The church was begun in 1857 and completed in 1864. The construction was sponsored by the wealthy Basel businessman Christoph Merian and his wife Margarethe Burckhardt-Merian. [1] They were both laid to rest in black marble sarcophagi in the crypt below the church's main floor.

The Merians also founded the Christoph-Merian-Stiftung.

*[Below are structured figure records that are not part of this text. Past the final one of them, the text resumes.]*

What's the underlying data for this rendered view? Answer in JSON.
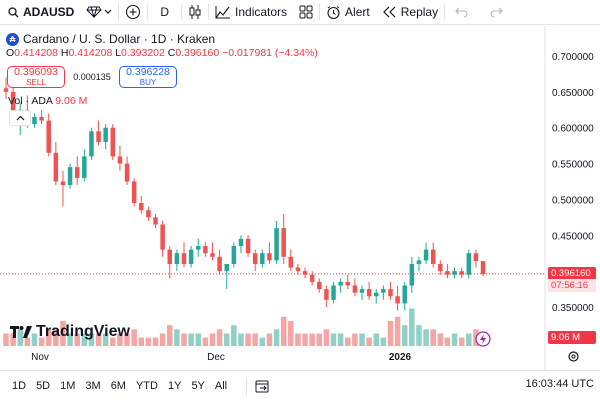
{
  "toolbar": {
    "symbol": "ADAUSD",
    "interval": "D",
    "indicators_label": "Indicators",
    "alert_label": "Alert",
    "replay_label": "Replay"
  },
  "legend": {
    "title": "Cardano / U. S. Dollar · 1D · Kraken",
    "open_label": "O",
    "open": "0.414208",
    "high_label": "H",
    "high": "0.414208",
    "low_label": "L",
    "low": "0.393202",
    "close_label": "C",
    "close": "0.396160",
    "change": "−0.017981 (−4.34%)",
    "logo_letter": "₳"
  },
  "trade": {
    "sell_price": "0.396093",
    "sell_label": "SELL",
    "spread": "0.000135",
    "buy_price": "0.396228",
    "buy_label": "BUY"
  },
  "volume_legend": {
    "label": "Vol · ADA",
    "value": "9.06 M"
  },
  "price_axis": [
    "0.700000",
    "0.650000",
    "0.600000",
    "0.550000",
    "0.500000",
    "0.450000",
    "0.350000"
  ],
  "tags": {
    "last_price": "0.396160",
    "countdown": "07:56:16",
    "volume": "9.06 M"
  },
  "time_axis": [
    "Nov",
    "Dec",
    "2026"
  ],
  "watermark": "TradingView",
  "ranges": [
    "1D",
    "5D",
    "1M",
    "3M",
    "6M",
    "YTD",
    "1Y",
    "5Y",
    "All"
  ],
  "clock": "16:03:44 UTC",
  "colors": {
    "up": "#26a69a",
    "down": "#ef5350",
    "up_vol": "#8fd0c7",
    "down_vol": "#f5a5a3"
  },
  "chart_data": {
    "type": "candlestick",
    "price_range": [
      0.3,
      0.72
    ],
    "candles": [
      [
        0.655,
        0.67,
        0.64,
        0.65
      ],
      [
        0.65,
        0.66,
        0.61,
        0.615
      ],
      [
        0.615,
        0.635,
        0.59,
        0.625
      ],
      [
        0.625,
        0.645,
        0.6,
        0.605
      ],
      [
        0.605,
        0.62,
        0.6,
        0.615
      ],
      [
        0.615,
        0.625,
        0.605,
        0.61
      ],
      [
        0.61,
        0.62,
        0.56,
        0.565
      ],
      [
        0.565,
        0.58,
        0.52,
        0.525
      ],
      [
        0.525,
        0.54,
        0.49,
        0.52
      ],
      [
        0.52,
        0.55,
        0.515,
        0.545
      ],
      [
        0.545,
        0.56,
        0.52,
        0.53
      ],
      [
        0.53,
        0.57,
        0.525,
        0.56
      ],
      [
        0.56,
        0.6,
        0.555,
        0.595
      ],
      [
        0.595,
        0.61,
        0.575,
        0.58
      ],
      [
        0.58,
        0.605,
        0.57,
        0.6
      ],
      [
        0.6,
        0.605,
        0.555,
        0.56
      ],
      [
        0.56,
        0.575,
        0.54,
        0.55
      ],
      [
        0.55,
        0.56,
        0.52,
        0.525
      ],
      [
        0.525,
        0.53,
        0.49,
        0.495
      ],
      [
        0.495,
        0.505,
        0.48,
        0.485
      ],
      [
        0.485,
        0.49,
        0.47,
        0.475
      ],
      [
        0.475,
        0.48,
        0.46,
        0.465
      ],
      [
        0.465,
        0.47,
        0.42,
        0.43
      ],
      [
        0.43,
        0.435,
        0.39,
        0.41
      ],
      [
        0.41,
        0.43,
        0.4,
        0.425
      ],
      [
        0.425,
        0.44,
        0.405,
        0.41
      ],
      [
        0.41,
        0.435,
        0.405,
        0.43
      ],
      [
        0.43,
        0.445,
        0.42,
        0.435
      ],
      [
        0.435,
        0.44,
        0.42,
        0.425
      ],
      [
        0.425,
        0.44,
        0.415,
        0.42
      ],
      [
        0.42,
        0.43,
        0.395,
        0.4
      ],
      [
        0.4,
        0.41,
        0.375,
        0.41
      ],
      [
        0.41,
        0.44,
        0.405,
        0.435
      ],
      [
        0.435,
        0.45,
        0.425,
        0.445
      ],
      [
        0.445,
        0.45,
        0.42,
        0.425
      ],
      [
        0.425,
        0.43,
        0.4,
        0.41
      ],
      [
        0.41,
        0.43,
        0.405,
        0.425
      ],
      [
        0.425,
        0.44,
        0.41,
        0.415
      ],
      [
        0.415,
        0.47,
        0.41,
        0.46
      ],
      [
        0.46,
        0.48,
        0.41,
        0.42
      ],
      [
        0.42,
        0.43,
        0.4,
        0.405
      ],
      [
        0.405,
        0.41,
        0.395,
        0.4
      ],
      [
        0.4,
        0.405,
        0.39,
        0.395
      ],
      [
        0.395,
        0.4,
        0.38,
        0.385
      ],
      [
        0.385,
        0.39,
        0.37,
        0.375
      ],
      [
        0.375,
        0.38,
        0.35,
        0.36
      ],
      [
        0.36,
        0.385,
        0.355,
        0.38
      ],
      [
        0.38,
        0.39,
        0.37,
        0.385
      ],
      [
        0.385,
        0.395,
        0.375,
        0.38
      ],
      [
        0.38,
        0.39,
        0.365,
        0.37
      ],
      [
        0.37,
        0.38,
        0.36,
        0.375
      ],
      [
        0.375,
        0.385,
        0.36,
        0.365
      ],
      [
        0.365,
        0.375,
        0.355,
        0.37
      ],
      [
        0.37,
        0.38,
        0.36,
        0.375
      ],
      [
        0.375,
        0.385,
        0.36,
        0.365
      ],
      [
        0.365,
        0.38,
        0.345,
        0.355
      ],
      [
        0.355,
        0.385,
        0.345,
        0.38
      ],
      [
        0.38,
        0.42,
        0.37,
        0.41
      ],
      [
        0.41,
        0.42,
        0.4,
        0.415
      ],
      [
        0.415,
        0.44,
        0.41,
        0.43
      ],
      [
        0.43,
        0.44,
        0.405,
        0.41
      ],
      [
        0.41,
        0.415,
        0.395,
        0.4
      ],
      [
        0.4,
        0.41,
        0.39,
        0.395
      ],
      [
        0.395,
        0.405,
        0.39,
        0.4
      ],
      [
        0.4,
        0.405,
        0.39,
        0.395
      ],
      [
        0.395,
        0.43,
        0.39,
        0.425
      ],
      [
        0.425,
        0.43,
        0.405,
        0.414
      ],
      [
        0.414,
        0.414,
        0.393,
        0.396
      ]
    ],
    "volumes": [
      3,
      3,
      4,
      2,
      3,
      2,
      4,
      4,
      6,
      3,
      3,
      3,
      3,
      3,
      3,
      2,
      3,
      3,
      4,
      2,
      2,
      2,
      3,
      5,
      4,
      3,
      3,
      3,
      2,
      3,
      4,
      3,
      5,
      3,
      3,
      3,
      2,
      3,
      4,
      7,
      6,
      3,
      3,
      3,
      3,
      4,
      3,
      3,
      2,
      3,
      3,
      2,
      3,
      2,
      6,
      7,
      5,
      9,
      5,
      4,
      4,
      3,
      2,
      3,
      2,
      3,
      4,
      2
    ],
    "volume_range": [
      0,
      12
    ]
  }
}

Today's congregation forms part of the Evangelical-Reformed Church of the Canton Basel-Stadt.

Present day

Today the church is home of the first Swiss "OpenChurch" or Offene Kirche Elisabethen]. [2] The Offene Kirche Elisabethen caters to the spiritual, cultural and social needs of urban people of all backgrounds: Businesspeople, shoppers, tourists, asylum seekers, working poor, minorities, homeless etc.

The Offene Kirche Elisabethen is well known throughout the region and county for the Fasnachtsgottesdienst, [3] a service in honor of the Carnival of Basel.

Schöpfungsfeier (service with blessing of the human-animal relation), Heilungsfeiern (weekly and trimesterly healing-/blessing services for people in need and sorrow) and their gender aware spiritual practice ("Women at the altar", "Lesbian-Gay-Biseuexual-Transgender"-Community [4] ).

Nearly 50'000 people visit the church per year.